The Tornado aerators are mounted at an angle, with their motor and air intake above the surface, and their proprietary stainless-steel propellers submerged. Water moves at a high velocity through and near the propeller, creating a low-pressure zone at the hub. The low-pressure draws air in through a stationary intake and down a large-diameter draft tube. The air exits into the water at the propeller hub. The propeller creates turbulence and flow that can break up air bubbles, mix the basin, and disperse oxygen.

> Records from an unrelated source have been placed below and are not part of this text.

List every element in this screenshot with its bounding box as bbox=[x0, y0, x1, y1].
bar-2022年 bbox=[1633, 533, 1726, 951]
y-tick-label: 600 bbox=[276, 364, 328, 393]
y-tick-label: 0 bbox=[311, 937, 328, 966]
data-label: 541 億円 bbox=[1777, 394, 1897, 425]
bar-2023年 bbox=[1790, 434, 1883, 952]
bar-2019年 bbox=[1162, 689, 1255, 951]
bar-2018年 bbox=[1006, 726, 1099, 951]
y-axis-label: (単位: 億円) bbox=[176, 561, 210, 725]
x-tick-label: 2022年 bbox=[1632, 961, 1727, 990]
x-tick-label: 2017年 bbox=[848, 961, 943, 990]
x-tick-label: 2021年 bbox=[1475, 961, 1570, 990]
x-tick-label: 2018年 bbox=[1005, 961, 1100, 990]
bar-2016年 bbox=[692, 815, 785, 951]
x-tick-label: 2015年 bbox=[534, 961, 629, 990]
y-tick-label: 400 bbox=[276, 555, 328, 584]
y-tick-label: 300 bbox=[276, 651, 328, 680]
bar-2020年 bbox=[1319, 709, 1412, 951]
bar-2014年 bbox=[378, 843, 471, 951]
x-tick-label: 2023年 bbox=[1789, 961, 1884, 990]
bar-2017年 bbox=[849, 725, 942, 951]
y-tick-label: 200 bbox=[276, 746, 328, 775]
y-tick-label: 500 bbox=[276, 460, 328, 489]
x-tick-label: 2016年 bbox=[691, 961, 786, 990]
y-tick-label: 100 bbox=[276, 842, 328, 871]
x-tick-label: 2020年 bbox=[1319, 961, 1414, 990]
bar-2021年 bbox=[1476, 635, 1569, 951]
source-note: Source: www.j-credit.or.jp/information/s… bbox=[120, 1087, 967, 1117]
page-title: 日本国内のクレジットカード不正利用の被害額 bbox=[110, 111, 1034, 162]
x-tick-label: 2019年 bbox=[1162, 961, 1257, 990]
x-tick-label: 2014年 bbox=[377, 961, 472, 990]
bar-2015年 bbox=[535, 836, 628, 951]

During dry periods, the aerators rest on the reservoir floor, with their motors turned off. Once the water level reaches 7 feet, the aerators automatically turn on. As the water level increases, additional aerators are activated to provide adequate amounts of oxygen to the wastewater. Aerators are also accessible for manual operation through a control panel. When the reservoirs near capacity, all nine aerators are engaged, slowly circulating the wastewater in a counterclockwise direction. Rotation and full subsurface aeration prevent the wastewater from becoming septic and eliminate noxious odors.
The use of Tornado surface aerators has kept the reservoirs properly aerated. They save energy by operating only as needed. In addition, every aerator is equipped with a premium-efficiency motor (PEM) to further reduce energy costs. These larger motors are designed to work with soft-start or variable frequency drive (VFD) controllers to reduce energy use and eliminate power-surge penalties.